Here's my attempt at a solution so far.
$f$ is continuous, choose $\epsilon = \delta$.
Thus $f^n$ (the composition of $f$ with itself $n$ times) is continuous. So each $A_n = f^n(X)$ is compact since $X$ is compact and $f^n$ is continuous.
Also $A_{n+1} \subset A_n \subset A_{n-1} \subset \ldots$
So $A = \cap A_n$ is nonempty.
I'm not sure how to show that A contains fixed points.
Then define $diam = sup \{d(x,y) : x,y \in X\}$.
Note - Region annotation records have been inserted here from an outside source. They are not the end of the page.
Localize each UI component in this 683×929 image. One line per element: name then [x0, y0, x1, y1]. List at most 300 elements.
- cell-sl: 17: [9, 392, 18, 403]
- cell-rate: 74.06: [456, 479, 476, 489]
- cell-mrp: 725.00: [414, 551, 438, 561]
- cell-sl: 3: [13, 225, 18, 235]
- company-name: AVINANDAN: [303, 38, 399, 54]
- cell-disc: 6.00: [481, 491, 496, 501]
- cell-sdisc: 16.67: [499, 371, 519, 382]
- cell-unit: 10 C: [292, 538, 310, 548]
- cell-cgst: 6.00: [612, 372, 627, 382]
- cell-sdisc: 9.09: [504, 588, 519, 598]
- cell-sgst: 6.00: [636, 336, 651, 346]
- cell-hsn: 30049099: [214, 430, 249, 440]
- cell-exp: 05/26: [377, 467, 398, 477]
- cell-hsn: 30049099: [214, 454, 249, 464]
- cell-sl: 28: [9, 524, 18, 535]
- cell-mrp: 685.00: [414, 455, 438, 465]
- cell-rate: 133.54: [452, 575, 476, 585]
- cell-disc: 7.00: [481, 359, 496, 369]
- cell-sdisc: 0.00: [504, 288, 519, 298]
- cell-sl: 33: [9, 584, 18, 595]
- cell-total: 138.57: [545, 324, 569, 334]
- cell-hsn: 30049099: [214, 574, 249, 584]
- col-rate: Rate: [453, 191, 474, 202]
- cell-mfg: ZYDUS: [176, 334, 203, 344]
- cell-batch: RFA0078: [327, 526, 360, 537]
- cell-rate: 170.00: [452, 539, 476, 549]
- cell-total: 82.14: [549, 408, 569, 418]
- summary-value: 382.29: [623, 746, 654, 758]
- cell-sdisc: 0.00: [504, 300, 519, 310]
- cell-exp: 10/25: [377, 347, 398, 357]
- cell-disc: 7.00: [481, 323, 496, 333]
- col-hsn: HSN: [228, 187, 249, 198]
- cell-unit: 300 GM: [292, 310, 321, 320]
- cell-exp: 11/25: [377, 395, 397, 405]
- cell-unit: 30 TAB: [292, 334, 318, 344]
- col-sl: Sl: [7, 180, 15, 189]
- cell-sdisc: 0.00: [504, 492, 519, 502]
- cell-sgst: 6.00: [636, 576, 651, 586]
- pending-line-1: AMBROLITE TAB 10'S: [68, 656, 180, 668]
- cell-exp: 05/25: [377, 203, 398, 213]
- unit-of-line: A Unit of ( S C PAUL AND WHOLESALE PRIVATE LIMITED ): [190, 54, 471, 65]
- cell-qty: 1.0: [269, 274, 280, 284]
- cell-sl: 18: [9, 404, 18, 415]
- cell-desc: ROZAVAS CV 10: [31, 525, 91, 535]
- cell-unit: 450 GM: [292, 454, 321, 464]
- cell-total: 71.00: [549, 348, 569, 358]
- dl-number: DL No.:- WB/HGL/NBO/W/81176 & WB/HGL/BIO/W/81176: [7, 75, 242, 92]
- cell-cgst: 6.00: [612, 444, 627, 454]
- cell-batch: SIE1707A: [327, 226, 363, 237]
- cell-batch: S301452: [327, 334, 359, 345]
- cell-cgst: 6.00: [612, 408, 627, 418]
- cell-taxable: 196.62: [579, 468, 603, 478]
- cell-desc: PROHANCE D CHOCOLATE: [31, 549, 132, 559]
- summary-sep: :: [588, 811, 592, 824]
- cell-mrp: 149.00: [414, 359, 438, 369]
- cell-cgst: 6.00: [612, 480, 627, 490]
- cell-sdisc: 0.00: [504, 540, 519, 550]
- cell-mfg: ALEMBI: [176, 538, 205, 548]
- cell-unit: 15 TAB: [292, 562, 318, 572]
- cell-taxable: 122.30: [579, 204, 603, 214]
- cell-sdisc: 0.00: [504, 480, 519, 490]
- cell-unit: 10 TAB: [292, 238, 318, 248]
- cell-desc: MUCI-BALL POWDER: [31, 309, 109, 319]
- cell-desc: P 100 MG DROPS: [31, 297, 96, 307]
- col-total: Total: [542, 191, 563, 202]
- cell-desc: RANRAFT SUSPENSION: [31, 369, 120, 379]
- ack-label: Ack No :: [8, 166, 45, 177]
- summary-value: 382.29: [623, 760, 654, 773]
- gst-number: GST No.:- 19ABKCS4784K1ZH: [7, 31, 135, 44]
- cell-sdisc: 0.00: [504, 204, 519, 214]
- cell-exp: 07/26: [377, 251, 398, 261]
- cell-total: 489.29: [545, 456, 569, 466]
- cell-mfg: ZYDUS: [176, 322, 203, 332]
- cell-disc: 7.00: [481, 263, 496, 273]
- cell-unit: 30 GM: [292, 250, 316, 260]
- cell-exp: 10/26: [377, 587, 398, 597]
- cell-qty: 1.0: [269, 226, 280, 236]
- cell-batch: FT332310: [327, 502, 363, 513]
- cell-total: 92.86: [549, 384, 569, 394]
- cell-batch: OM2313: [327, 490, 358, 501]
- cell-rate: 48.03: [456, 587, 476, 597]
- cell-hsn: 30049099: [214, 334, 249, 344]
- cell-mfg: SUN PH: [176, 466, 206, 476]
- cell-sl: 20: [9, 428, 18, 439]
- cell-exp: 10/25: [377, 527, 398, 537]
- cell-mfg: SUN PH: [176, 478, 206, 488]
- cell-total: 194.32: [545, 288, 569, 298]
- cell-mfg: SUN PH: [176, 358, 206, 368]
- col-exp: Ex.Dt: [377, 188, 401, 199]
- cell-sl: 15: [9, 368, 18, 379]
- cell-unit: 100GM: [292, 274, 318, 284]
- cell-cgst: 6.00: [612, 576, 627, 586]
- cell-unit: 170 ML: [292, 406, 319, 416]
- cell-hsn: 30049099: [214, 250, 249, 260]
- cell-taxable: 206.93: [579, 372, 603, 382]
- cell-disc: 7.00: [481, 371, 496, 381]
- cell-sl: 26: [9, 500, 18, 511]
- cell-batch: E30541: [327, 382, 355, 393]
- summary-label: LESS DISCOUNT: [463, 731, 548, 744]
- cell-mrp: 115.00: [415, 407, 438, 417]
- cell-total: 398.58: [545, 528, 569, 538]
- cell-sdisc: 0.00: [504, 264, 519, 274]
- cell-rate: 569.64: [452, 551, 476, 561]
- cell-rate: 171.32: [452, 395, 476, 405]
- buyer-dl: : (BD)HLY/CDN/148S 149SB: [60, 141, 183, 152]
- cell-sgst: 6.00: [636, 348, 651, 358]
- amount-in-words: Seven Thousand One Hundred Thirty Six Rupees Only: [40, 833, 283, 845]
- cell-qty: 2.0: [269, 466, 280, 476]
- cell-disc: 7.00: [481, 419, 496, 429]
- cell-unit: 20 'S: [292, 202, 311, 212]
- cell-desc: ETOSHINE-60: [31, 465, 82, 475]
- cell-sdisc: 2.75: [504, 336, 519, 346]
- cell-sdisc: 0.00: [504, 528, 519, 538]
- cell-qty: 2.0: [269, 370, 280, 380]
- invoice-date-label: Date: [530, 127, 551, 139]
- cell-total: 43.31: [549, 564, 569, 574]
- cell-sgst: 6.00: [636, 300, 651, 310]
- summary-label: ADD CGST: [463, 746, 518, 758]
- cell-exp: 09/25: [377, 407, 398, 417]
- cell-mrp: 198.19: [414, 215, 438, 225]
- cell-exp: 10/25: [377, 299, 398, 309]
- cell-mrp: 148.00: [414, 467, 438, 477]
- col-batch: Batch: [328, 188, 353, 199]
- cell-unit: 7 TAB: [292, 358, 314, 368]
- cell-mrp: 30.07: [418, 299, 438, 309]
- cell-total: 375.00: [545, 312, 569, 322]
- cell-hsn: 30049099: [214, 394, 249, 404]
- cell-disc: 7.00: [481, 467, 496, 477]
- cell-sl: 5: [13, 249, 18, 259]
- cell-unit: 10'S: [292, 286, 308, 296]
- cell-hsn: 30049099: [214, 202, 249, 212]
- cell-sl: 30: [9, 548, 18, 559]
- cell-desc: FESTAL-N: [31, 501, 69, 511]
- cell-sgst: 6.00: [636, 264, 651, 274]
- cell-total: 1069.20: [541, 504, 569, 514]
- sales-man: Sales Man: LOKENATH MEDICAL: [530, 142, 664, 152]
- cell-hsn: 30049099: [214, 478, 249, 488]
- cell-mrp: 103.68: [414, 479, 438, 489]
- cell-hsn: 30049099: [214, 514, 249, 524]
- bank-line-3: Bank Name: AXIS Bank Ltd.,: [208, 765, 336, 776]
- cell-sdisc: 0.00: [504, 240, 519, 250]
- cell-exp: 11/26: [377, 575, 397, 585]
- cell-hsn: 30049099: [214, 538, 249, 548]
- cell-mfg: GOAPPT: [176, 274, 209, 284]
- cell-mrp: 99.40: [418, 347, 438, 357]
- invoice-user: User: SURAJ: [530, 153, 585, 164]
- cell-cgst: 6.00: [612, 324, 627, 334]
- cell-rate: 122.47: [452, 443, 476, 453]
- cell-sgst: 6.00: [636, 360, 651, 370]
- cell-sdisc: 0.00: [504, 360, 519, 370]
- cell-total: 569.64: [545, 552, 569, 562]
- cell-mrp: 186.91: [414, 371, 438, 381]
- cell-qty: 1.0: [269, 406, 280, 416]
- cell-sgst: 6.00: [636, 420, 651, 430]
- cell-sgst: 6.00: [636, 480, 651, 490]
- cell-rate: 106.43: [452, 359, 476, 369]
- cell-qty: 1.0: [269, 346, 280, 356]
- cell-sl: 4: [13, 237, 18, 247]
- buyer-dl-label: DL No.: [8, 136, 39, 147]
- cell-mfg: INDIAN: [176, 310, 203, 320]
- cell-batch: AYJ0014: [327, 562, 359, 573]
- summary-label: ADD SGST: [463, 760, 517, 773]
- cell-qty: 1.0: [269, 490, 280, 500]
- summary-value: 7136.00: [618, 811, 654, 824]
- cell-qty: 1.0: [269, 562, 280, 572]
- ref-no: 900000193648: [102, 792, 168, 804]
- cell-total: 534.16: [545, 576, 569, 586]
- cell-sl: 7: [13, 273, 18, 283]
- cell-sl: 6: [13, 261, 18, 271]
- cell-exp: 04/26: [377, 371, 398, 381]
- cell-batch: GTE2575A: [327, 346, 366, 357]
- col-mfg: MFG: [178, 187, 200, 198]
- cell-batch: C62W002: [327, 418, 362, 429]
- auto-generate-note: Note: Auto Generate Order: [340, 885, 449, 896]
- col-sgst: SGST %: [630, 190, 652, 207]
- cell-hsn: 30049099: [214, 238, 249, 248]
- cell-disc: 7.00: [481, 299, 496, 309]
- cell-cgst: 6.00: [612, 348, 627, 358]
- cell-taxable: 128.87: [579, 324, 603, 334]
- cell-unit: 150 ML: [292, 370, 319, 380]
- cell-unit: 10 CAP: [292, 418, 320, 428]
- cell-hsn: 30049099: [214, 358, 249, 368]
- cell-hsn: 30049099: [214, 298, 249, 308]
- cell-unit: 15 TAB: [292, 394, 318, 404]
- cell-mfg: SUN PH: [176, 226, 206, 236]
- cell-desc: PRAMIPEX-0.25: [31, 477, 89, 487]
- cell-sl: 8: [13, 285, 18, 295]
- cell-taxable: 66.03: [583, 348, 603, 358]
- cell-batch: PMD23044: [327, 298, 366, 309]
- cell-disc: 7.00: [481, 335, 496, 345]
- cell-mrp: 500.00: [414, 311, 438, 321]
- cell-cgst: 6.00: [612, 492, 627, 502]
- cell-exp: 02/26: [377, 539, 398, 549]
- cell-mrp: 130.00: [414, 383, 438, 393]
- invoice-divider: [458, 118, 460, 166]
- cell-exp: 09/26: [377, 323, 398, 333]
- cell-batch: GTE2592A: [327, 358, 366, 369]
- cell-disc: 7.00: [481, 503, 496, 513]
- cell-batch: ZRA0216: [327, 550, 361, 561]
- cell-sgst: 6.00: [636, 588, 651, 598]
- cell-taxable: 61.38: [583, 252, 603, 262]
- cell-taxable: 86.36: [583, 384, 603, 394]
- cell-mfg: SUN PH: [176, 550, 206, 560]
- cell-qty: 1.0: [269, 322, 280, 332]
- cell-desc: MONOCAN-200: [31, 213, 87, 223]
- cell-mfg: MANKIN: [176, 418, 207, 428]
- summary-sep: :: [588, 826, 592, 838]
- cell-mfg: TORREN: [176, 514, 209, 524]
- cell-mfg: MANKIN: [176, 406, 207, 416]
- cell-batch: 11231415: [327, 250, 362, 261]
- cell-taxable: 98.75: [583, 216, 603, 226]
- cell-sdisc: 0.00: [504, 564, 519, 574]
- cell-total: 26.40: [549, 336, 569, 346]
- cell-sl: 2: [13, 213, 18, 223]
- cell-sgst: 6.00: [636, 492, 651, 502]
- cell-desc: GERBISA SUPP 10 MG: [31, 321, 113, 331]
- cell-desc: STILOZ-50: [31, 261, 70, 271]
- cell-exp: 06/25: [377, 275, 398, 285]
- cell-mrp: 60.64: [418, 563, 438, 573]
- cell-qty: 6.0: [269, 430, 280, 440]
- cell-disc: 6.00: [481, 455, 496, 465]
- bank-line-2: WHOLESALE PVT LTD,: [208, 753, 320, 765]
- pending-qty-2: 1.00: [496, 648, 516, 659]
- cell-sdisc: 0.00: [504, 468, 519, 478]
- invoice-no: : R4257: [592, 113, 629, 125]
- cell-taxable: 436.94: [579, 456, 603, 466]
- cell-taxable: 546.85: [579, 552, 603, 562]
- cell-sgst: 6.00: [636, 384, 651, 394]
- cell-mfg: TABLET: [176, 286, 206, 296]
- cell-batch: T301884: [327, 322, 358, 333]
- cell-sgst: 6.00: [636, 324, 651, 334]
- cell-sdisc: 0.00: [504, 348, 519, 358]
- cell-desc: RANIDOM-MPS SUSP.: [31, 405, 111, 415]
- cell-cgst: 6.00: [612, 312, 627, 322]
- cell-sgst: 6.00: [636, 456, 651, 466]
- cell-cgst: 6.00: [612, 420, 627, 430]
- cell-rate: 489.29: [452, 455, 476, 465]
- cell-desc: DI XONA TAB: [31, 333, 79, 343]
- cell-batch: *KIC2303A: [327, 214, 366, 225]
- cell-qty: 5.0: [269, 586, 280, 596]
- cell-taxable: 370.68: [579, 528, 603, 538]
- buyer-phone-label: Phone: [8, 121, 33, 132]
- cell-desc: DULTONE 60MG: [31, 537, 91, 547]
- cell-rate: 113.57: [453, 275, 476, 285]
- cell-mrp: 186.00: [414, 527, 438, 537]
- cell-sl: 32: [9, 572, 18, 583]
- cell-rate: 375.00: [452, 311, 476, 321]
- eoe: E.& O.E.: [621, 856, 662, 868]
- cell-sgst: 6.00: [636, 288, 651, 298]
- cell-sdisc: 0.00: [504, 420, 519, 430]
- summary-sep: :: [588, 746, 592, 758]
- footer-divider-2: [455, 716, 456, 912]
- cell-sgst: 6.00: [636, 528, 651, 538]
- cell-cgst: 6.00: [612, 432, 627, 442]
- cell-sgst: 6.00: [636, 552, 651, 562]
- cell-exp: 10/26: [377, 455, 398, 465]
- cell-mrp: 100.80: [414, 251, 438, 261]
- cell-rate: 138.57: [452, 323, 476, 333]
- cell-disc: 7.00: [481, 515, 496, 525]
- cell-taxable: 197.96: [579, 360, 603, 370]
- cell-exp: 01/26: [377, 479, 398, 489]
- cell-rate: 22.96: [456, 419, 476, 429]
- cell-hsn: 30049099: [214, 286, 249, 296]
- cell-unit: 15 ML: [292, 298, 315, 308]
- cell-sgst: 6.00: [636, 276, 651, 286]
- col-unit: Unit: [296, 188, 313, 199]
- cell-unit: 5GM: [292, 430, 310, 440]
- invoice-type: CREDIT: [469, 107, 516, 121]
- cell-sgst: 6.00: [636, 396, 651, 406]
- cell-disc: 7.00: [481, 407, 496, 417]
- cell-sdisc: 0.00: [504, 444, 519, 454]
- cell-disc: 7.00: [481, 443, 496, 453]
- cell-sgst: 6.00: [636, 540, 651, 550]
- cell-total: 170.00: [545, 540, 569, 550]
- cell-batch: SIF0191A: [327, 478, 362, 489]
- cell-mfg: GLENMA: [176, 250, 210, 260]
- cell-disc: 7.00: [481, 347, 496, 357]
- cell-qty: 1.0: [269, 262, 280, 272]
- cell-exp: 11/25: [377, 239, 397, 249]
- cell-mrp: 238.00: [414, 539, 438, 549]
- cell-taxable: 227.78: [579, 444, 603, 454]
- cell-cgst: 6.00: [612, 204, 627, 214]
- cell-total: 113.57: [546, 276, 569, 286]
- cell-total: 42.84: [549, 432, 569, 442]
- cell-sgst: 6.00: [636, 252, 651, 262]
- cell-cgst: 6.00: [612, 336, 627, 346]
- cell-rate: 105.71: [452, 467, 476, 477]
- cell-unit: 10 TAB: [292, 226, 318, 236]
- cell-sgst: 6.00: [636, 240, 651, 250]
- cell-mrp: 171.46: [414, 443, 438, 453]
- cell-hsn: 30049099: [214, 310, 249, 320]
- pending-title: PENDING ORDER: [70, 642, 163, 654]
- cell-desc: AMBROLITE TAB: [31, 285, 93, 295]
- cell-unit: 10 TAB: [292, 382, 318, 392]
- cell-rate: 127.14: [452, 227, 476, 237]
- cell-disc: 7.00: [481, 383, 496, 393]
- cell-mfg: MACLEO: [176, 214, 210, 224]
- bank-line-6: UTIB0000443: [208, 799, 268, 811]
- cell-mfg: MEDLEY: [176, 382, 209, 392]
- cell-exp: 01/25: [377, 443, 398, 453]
So $diam(A) \le diam(A_n) \le \alpha^n diam(X)$ since $\alpha < 1,$ $\alpha^n$ approaches 0. Thus $diam(A) = 0$. So $A$ must contain one point. Obviously I want this point to be the fixed point so I need to show that $A$ must contain its fixed points.
Thanks in advance.
It is an easy exercise to show that $A=\bigcap_n A_n$ satisfies $f(A)=A$. This holds in any compact Hausdorff space. Now $A$ is compact, hence there are $a,b,c,d\in A$ such that $$d(a,b)=\text{diam}(A)=\text{diam}(f(A))=d(f(c),f(d))\le d(c,d)\le d(a,b)$$ This implies $c=d$, thus $A$ is a single point. Clearly, any fixed point of $X$ lies in $A$. Hence there's a unique fixed point.